Jacob Zuma loses last-ditch bid to slow corruption case
What you need to know:
- The Supreme Court of Appeal (SCA) on Thursday rejected Zuma's bid to have the state prosecutor in his long-delayed trial removed, and did so with costs.
- Zuma had argued that the prosecutor had lost 'title' to act in his matter due to alleged bias.
- But the SCA, as with the High Court before it, found there to be no merit in the argument, and said that there was "no prospect for success" should Zuma attempt a further appeal.
Former South African President Jacob Zuma has failed in his latest, and almost certainly last, effort to delay his court case in which he faces 783 counts of fraud, money-laundering and corruption charges.
The Supreme Court of Appeal (SCA) on Thursday rejected Zuma's bid to have the state prosecutor in his long-delayed trial removed, and did so with costs.
Zuma had argued that the prosecutor had lost 'title' to act in his matter due to alleged bias.
But the SCA, as with the High Court before it, found there to be no merit in the argument, and said that there was "no prospect for success" should Zuma attempt a further appeal.
Any appeal against the SCA would go to the Constitutional Court, which has already ruled harshly against Zuma's so-called 'Stalingrad strategy' of using any and all legal means to delay court processes, and is the same apex court that sent him to jail last July for contempt of its orders.
The Thursday ruling means that Zuma is certain to face his trial's commencement with the opening of the state's case set for April 11.

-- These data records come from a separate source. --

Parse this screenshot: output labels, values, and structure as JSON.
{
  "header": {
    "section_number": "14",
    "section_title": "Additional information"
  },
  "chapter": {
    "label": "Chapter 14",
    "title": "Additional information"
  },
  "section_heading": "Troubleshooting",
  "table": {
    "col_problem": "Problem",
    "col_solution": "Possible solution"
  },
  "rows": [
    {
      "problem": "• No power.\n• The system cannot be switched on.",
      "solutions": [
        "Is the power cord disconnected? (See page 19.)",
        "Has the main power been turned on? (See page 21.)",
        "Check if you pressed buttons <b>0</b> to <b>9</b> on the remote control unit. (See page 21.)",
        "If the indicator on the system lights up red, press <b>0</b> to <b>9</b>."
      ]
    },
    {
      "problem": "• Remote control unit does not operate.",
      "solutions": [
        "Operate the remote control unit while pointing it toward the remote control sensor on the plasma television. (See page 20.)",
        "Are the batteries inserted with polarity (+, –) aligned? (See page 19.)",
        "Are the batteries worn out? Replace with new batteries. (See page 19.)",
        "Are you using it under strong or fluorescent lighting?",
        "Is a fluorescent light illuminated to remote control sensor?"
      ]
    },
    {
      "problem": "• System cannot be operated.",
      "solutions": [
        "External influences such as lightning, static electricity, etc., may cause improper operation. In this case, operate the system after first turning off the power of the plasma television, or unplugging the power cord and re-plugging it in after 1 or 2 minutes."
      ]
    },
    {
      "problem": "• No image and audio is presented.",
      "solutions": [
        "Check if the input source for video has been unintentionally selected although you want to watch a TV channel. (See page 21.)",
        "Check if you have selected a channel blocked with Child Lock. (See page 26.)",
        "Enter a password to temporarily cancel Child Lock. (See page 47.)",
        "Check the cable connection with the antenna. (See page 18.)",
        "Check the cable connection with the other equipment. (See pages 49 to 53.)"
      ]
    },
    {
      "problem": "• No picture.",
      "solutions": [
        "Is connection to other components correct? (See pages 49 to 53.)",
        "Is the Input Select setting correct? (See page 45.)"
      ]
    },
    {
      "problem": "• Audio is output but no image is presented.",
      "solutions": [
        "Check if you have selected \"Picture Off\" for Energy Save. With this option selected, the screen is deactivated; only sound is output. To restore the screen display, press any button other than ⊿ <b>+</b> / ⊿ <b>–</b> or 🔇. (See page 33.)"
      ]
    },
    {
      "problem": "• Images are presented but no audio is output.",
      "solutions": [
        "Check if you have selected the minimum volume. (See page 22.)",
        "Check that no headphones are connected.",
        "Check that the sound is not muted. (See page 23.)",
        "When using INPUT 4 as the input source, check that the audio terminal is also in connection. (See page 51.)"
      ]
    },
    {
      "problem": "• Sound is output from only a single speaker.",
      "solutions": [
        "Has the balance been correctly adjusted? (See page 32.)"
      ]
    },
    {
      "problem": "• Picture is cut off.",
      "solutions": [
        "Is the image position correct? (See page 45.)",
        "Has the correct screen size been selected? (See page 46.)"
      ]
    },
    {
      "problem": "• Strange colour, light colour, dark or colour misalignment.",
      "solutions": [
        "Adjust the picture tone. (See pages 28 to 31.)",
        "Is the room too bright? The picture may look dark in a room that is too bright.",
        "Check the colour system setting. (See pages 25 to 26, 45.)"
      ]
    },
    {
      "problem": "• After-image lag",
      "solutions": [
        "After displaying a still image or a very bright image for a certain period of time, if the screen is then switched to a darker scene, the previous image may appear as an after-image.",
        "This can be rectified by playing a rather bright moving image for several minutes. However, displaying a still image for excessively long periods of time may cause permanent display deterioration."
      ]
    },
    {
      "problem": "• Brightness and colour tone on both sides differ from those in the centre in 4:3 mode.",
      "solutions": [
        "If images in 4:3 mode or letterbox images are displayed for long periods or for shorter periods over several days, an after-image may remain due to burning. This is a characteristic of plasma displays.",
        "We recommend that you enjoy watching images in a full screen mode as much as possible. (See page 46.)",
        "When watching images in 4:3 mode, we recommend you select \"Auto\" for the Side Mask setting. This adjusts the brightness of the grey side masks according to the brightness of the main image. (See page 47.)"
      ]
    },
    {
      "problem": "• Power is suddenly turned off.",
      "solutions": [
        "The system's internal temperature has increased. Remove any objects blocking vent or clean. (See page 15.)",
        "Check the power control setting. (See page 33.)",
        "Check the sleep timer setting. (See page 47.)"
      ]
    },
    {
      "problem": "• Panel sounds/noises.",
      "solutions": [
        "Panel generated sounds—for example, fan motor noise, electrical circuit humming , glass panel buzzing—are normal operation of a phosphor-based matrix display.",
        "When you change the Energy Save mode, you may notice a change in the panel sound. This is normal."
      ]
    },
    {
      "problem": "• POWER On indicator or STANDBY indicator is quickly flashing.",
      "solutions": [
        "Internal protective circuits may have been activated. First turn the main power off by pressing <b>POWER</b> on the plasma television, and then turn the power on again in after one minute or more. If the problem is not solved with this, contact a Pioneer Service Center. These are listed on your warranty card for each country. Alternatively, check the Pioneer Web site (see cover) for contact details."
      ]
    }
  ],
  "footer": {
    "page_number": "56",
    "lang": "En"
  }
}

Zuma's case arises from a controversial arms deal from the 1990s, during which it is alleged he agreed to and received kick-backs from a French arms manufacturer Thint (then Thales).
Charges reinstated
The case was previously dropped by the state during his nine-year tenure as president, which ended in 2018, but that decision was found to be irrational by the courts and the charges re-instated.
Insisting that he is looking forward to his "day in court" so that he could "clear my name", Zuma has nevertheless used all known legal tactics – and tried some new ones – in his bid to delay his court case, or have it dropped again.

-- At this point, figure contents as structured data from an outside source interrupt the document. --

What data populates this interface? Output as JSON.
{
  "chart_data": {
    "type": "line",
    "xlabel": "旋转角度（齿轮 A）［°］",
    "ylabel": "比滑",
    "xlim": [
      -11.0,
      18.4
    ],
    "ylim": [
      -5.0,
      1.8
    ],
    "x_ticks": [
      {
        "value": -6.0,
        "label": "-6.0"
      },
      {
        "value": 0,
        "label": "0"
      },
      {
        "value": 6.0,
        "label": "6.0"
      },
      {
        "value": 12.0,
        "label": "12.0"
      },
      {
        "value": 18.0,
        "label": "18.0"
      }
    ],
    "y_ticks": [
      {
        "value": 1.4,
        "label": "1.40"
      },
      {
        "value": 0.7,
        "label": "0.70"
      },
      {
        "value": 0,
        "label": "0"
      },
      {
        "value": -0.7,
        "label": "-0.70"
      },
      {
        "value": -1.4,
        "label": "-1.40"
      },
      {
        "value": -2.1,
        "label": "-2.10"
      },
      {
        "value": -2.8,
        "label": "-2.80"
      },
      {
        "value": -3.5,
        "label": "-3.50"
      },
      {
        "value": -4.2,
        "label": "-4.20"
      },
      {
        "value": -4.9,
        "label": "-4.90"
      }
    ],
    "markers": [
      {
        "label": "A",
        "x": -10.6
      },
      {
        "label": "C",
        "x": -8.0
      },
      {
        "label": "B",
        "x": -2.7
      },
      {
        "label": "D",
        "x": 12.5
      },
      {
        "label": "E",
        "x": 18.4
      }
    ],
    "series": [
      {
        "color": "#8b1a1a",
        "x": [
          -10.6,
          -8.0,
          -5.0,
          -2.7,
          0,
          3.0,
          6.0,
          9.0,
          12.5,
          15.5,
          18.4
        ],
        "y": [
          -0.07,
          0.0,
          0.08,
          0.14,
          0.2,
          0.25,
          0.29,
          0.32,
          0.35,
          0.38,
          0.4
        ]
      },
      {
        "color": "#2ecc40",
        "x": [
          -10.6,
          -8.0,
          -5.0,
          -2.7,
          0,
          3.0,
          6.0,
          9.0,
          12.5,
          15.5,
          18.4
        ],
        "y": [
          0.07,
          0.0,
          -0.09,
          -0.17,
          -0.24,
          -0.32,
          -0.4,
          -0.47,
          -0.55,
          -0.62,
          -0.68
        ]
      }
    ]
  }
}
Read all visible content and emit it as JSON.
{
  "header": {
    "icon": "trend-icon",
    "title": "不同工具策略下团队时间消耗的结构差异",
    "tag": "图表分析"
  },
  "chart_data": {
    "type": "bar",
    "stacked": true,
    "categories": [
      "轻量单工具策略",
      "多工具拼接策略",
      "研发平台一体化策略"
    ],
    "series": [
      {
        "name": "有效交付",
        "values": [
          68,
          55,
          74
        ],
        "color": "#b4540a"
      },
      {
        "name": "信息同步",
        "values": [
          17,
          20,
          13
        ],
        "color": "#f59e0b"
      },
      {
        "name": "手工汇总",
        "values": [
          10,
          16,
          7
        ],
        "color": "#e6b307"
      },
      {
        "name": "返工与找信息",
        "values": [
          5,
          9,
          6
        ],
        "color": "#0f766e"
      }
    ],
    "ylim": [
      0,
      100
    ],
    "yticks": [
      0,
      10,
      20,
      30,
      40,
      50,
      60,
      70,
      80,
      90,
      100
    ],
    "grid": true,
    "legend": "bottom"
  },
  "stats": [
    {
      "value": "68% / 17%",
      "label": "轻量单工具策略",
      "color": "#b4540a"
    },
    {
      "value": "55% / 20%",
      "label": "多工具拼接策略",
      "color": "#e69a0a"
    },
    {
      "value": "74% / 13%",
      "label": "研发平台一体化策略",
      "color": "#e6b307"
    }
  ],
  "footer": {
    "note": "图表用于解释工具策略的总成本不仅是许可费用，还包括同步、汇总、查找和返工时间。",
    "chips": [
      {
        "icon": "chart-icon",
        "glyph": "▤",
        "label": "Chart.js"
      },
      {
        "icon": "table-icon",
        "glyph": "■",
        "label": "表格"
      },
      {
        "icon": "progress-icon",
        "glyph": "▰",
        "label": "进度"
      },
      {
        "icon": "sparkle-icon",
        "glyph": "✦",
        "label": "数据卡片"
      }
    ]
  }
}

His apparently final ploy, once all other appeals and objections had been through the court process without success, was to make the claim that the prosecutor best suited to act for the state was technically to be barred from doing so.
It is that process which the SCA ruling has effectively brought to an end.
While, technically, Zuma could conceivably take the matter to the Constitutional Court, that body does not necessarily have to take the case— and given its history with Zuma, is considered by legal experts highly unlikely to want to have anything to do with it, in that the SCA has said Zuma has no reasonable prospects of success.
Zuma made four applications to the SCA, including against other determinations of the judge in his matter, all being rejected.
The SCA found that Zuma's petitions had "no reasonable prospects of success in an appeal and there is no other compelling reason why an appeal should be heard".
'Special Plea'
The besieged former leader had asked the appeal court for the right to challenge Judge Piet Koen's dismissal of his "special plea" application in which he sought the removal of prosecutor Billy Downer because of alleged bias and misconduct.
His case also included a plea that witnesses should be called to testify about the abuses he claims to have suffered at the hands of the state.
Zuma applied to lead further evidence in his appeal regarding his complaints that Downer had "leaked" publicly available court documents to the media.
Koen had found that none of this evidence related to whether Downer had the 'title' or legal right to prosecute in Zuma's matter, which was the central issue of the failed appeal to the SCA.
The state elected not to file any papers detailing its opposition to Zuma's attempts to appeal Koen's rulings against him.
The National Prosecuting Authority said the state welcomed the SCA's ruling, which comes as it prepares to resist Zuma's application for a further postponement of the case.
The NPA said the SCA had ruled on all outstanding issues and that Zuma's trial will get underway on April 11, with Thint as his co-accused.
Zuma's former 'financial adviser' was found guilty on the same charges facing Zuma, and sentenced to a 15-year jail term in 2006, but was released early, ostensibly on medical grounds.
With his trial-proper getting underway in the next short while, Zuma also faces other legal problems.
Besides the further costs involved in the SCA judgment – which costs Zuma has said he cannot afford – charges of corruption, theft, fraud and mismanagement of state funds have been laid this week against him and 18 others named in the state capture commission of inquiry under now Chief Justice Raymond Zondo.
Systemic Theft
The former African National Congress (ANC) leader was named along with numerous other former luminaries in both the ruling party and in government as playing key roles in the systemic theft of state monies during the Zuma presidency.
Trade union Solidarity chief executive Dr Dirk Hermann, whose organisation laid the charges, said they were laid in terms of the recommendations of the state capture commission.
Solidarity said the charges focused on the institutions and people that caused major damage to workers and to its members, and, apart from Zuma, included the former heads of several state-owned enterprises.